Romanian lawyer Alina Miron, one of four foreign lawyers defending the case for Thailand, said Cambodia had only asked the ICJ to rule on the ownership of the temple in the court case which led to the court ruling in 1962. Phnom Penh had not mentioned the 4.6 square kilometres of land next to it. The land claimed by Cambodia at the time only covered .35 sq km.
She said Cambodia had not attached a map to claim the 4.6 sq km of land in 1962 but only did it in its new petition to the ICJ in 2011 to ask the court to interpret its judgement.
Cambodia was trying to tell the ICJ that in 1962 the court ruled the temple was under the sovereignty of Cambodia by using the 1:200,000-scale map which encroached on Thai territory.
Ms Miron said the 1962 court ruling gave ownership of the temple to Cambodia based on 60 documents. She questioned the validity of Cambodia's claim to the territory by citing the Annex I map alone.
"Cambodia on Monday gave a lot of importance to the Annex I map. It also mentioned the 1904 [Franco-Siamese] treaty which gave sovereignty to Cambodia but this treaty did not mention the temple," she said.
"Thailand wants to oppose [Cambodia's position] because Cambodia said this Annex I map showed that the temple is situated in Cambodia and this map also showed the area in which the temple is situated."
She said a foreign lawyer for Cambodia was too hasty in concluding that the 1962 court only used the Annex I map to consider the ownership of the temple.
If the court compared the old map with the current map Cambodia has submitted, it would see there were inconsistencies between them.
Mr Virachai said it is clear that Thailand had fully complied with all of the court's 1962 judgement and Cambodia has accepted that, notably when it held a ceremony attended by its then Prince Norodom Sihanouk to celebrate Cambodia's victory in the court case.

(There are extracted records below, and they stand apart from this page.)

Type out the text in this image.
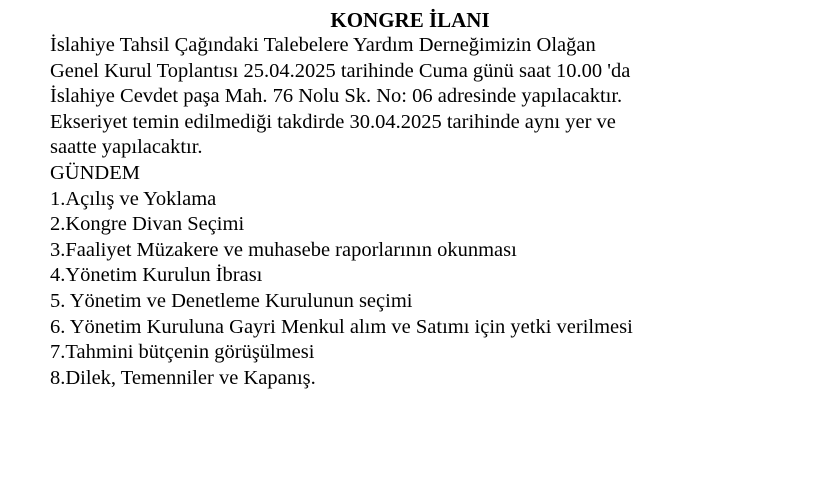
KONGRE İLANI
İslahiye Tahsil Çağındaki Talebelere Yardım Derneğimizin Olağan
Genel Kurul Toplantısı 25.04.2025 tarihinde Cuma günü saat 10.00 'da
İslahiye Cevdet paşa Mah. 76 Nolu Sk. No: 06 adresinde yapılacaktır.
Ekseriyet temin edilmediği takdirde 30.04.2025 tarihinde aynı yer ve
saatte yapılacaktır.
GÜNDEM
1.Açılış ve Yoklama
2.Kongre Divan Seçimi
3.Faaliyet Müzakere ve muhasebe raporlarının okunması
4.Yönetim Kurulun İbrası
5. Yönetim ve Denetleme Kurulunun seçimi
6. Yönetim Kuruluna Gayri Menkul alım ve Satımı için yetki verilmesi
7.Tahmini bütçenin görüşülmesi
8.Dilek, Temenniler ve Kapanış.
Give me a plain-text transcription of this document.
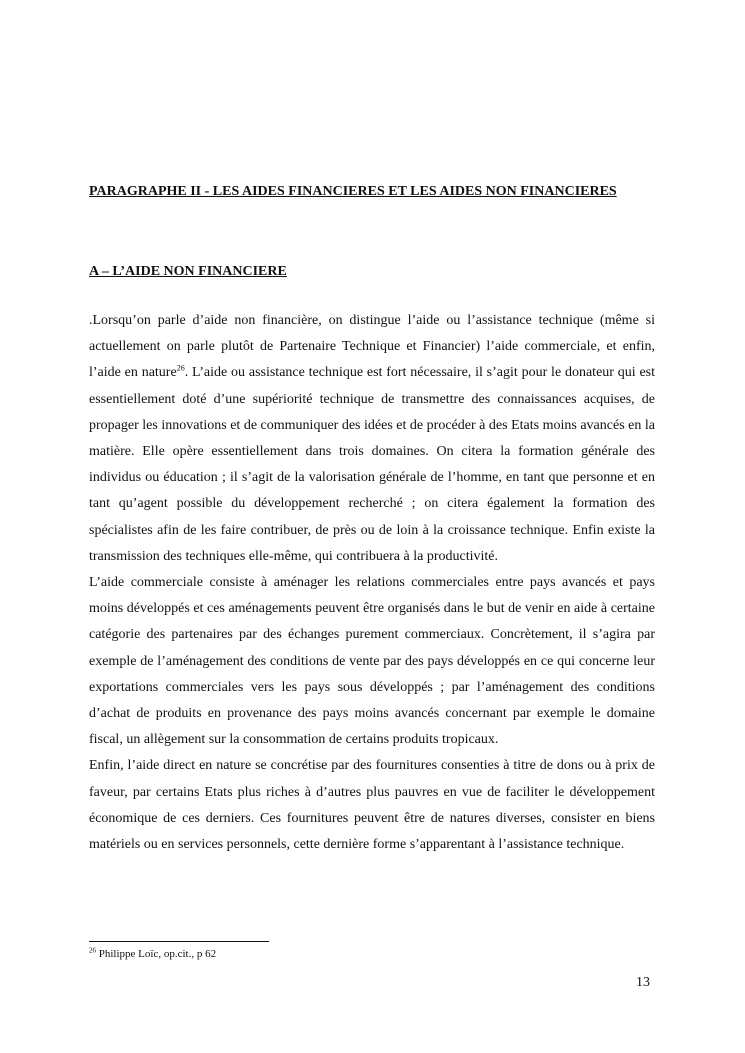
PARAGRAPHE II - LES AIDES FINANCIERES ET LES AIDES NON FINANCIERES
A – L’AIDE NON FINANCIERE

.Lorsqu’on parle d’aide non financière, on distingue l’aide ou l’assistance technique (même si actuellement on parle plutôt de Partenaire Technique et Financier) l’aide commerciale, et enfin, l’aide en nature$^{26}$. L’aide ou assistance technique est fort nécessaire, il s’agit pour le donateur qui est essentiellement doté d’une supériorité technique de transmettre des connaissances acquises, de propager les innovations et de communiquer des idées et de procéder à des Etats moins avancés en la matière. Elle opère essentiellement dans trois domaines. On citera la formation générale des individus ou éducation ; il s’agit de la valorisation générale de l’homme, en tant que personne et en tant qu’agent possible du développement recherché ; on citera également la formation des spécialistes afin de les faire contribuer, de près ou de loin à la croissance technique. Enfin existe la transmission des techniques elle-même, qui contribuera à la productivité.

L’aide commerciale consiste à aménager les relations commerciales entre pays avancés et pays moins développés et ces aménagements peuvent être organisés dans le but de venir en aide à certaine catégorie des partenaires par des échanges purement commerciaux. Concrètement, il s’agira par exemple de l’aménagement des conditions de vente par des pays développés en ce qui concerne leur exportations commerciales vers les pays sous développés ; par l’aménagement des conditions d’achat de produits en provenance des pays moins avancés concernant par exemple le domaine fiscal, un allègement sur la consommation de certains produits tropicaux.

Enfin, l’aide direct en nature se concrétise par des fournitures consenties à titre de dons ou à prix de faveur, par certains Etats plus riches à d’autres plus pauvres en vue de faciliter le développement économique de ces derniers. Ces fournitures peuvent être de natures diverses, consister en biens matériels ou en services personnels, cette dernière forme s’apparentant à l’assistance technique.

$^{26}$ Philippe Loïc, op.cit., p 62
13
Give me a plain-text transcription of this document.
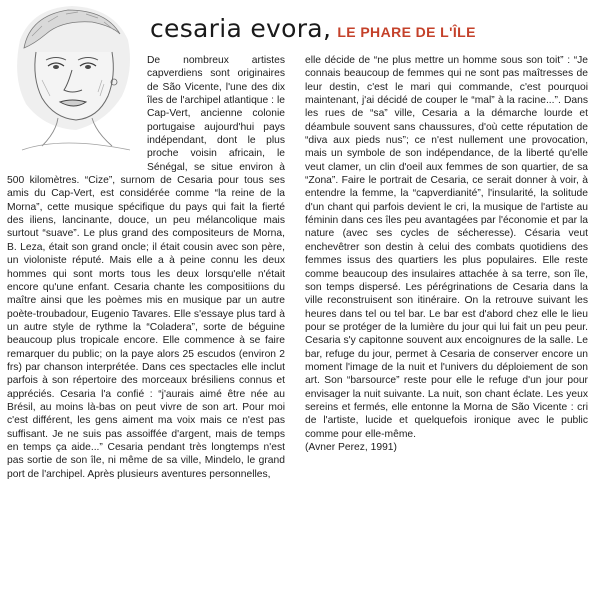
cesaria evora, LE PHARE DE L'ÎLE

De nombreux artistes capverdiens sont originaires de São Vicente, l'une des dix îles de l'archipel atlantique : le Cap-Vert, ancienne colonie portugaise aujourd'hui pays indépendant, dont le plus proche voisin africain, le Sénégal, se situe environ à 500 kilomètres. “Cize”, surnom de Cesaria pour tous ses amis du Cap-Vert, est considérée comme “la reine de la Morna”, cette musique spécifique du pays qui fait la fierté des iliens, lancinante, douce, un peu mélancolique mais surtout “suave”. Le plus grand des compositeurs de Morna, B. Leza, était son grand oncle; il était cousin avec son père, un violoniste réputé. Mais elle a à peine connu les deux hommes qui sont morts tous les deux lorsqu'elle n'était encore qu'une enfant. Cesaria chante les compositiions du maître ainsi que les poèmes mis en musique par un autre poète-troubadour, Eugenio Tavares. Elle s'essaye plus tard à un autre style de rythme la “Coladera”, sorte de béguine beaucoup plus tropicale encore. Elle commence à se faire remarquer du public; on la paye alors 25 escudos (environ 2 frs) par chanson interprétée. Dans ces spectacles elle inclut parfois à son répertoire des morceaux brésiliens connus et appréciés. Cesaria l'a confié : “j'aurais aimé être née au Brésil, au moins là-bas on peut vivre de son art. Pour moi c'est différent, les gens aiment ma voix mais ce n'est pas suffisant. Je ne suis pas assoiffée d'argent, mais de temps en temps ça aide...” Cesaria pendant très longtemps n'est pas sortie de son île, ni même de sa ville, Mindelo, le grand port de l'archipel. Après plusieurs aventures personnelles,

elle décide de “ne plus mettre un homme sous son toit” : “Je connais beaucoup de femmes qui ne sont pas maîtresses de leur destin, c'est le mari qui commande, c'est pourquoi maintenant, j'ai décidé de couper le “mal” à la racine...”. Dans les rues de “sa” ville, Cesaria a la démarche lourde et déambule souvent sans chaussures, d'où cette réputation de “diva aux pieds nus”; ce n'est nullement une provocation, mais un symbole de son indépendance, de la liberté qu'elle veut clamer, un clin d'oeil aux femmes de son quartier, de sa “Zona”. Faire le portrait de Cesaria, ce serait donner à voir, à entendre la femme, la “capverdianité”, l'insularité, la solitude d'un chant qui parfois devient le cri, la musique de l'artiste au féminin dans ces îles peu avantagées par l'économie et par la nature (avec ses cycles de sécheresse). Césaria veut enchevêtrer son destin à celui des combats quotidiens des femmes issus des quartiers les plus populaires. Elle reste comme beaucoup des insulaires attachée à sa terre, son île, son temps dispersé. Les pérégrinations de Cesaria dans la ville reconstruisent son itinéraire. On la retrouve suivant les heures dans tel ou tel bar. Le bar est d'abord chez elle le lieu pour se protéger de la lumière du jour qui lui fait un peu peur. Cesaria s'y capitonne souvent aux encoignures de la salle. Le bar, refuge du jour, permet à Cesaria de conserver encore un moment l'image de la nuit et l'univers du déploiement de son art. Son “barsource” reste pour elle le refuge d'un jour pour envisager la nuit suivante. La nuit, son chant éclate. Les yeux sereins et fermés, elle entonne la Morna de São Vicente : cri de l'artiste, lucide et quelquefois ironique avec le public comme pour elle-même.

(Avner Perez, 1991)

Thailand had withdrawn troops from the temple and returned ancient artefacts to Cambodia which had requested them at that time.

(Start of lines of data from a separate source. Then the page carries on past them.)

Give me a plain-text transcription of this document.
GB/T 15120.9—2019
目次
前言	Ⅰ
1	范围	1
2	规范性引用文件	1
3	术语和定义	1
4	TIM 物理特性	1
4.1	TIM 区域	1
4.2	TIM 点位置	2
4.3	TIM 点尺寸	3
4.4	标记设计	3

"After half a century, Cambodia came back to the court to challenge the meaning and scope of the 1962 ruling which showed a complete switch of position," Mr Virachai said. "It requests the court to do what it refused to consider in 1962 regarding the border line."
He said Cambodia prepared the new petition because it wanted the ownership of land around the temple to use it as a conservation area which was required to support its application to register the Preah Vihear temple as a World Heritage site.
He said the conservation area sought by Cambodia overlapped with the 4.6 sq km of land claimed by Thailand. This dispute over the border line should have been tackled by the two countries under their memorandum of understanding in 2000 but Cambodia refused to do so.
Deputy Prime Minister and Foreign Minister Surapong Tovichakchaikul expressed satisfaction with the Thai legal team's statement yesterday.
Many Thai followers of the court case also praised Thailand's foreign lawyers through online social media for their performances in court.
Words of admiration and confidence about the Thai team's performance in court were widely viewed and shared on Facebook and Twitter webpages after the broadcasting of the ICJ hearing.
Among admirers were Senator Kamnoon Sitthisammarn who saw Ms Miron's explanation about the maps of the Thai-Cambodian border as a clear response to the Cambodian legal team.
Her presentation "makes my hair stand on end", Mr Kamnoon posted.
Senator Somchai Sawaengkarn yesterday also expressed confidence in the legal battle after listening to Thailand's clarification of maps along the border.
After the conclusion by the Thai side yesterday, Judge Abdulqawi Ahmed Yusuf from Somalia asked Thailand and Cambodia to submit their own geographic coordinates of the area in the temple's vicinity on their own maps.
The judge asked the two countries to submit their own statements on the geographic coordinates of the temple to the court before April 26.
The judge also asked the two countries to present only new information when the second round of hearings begins today.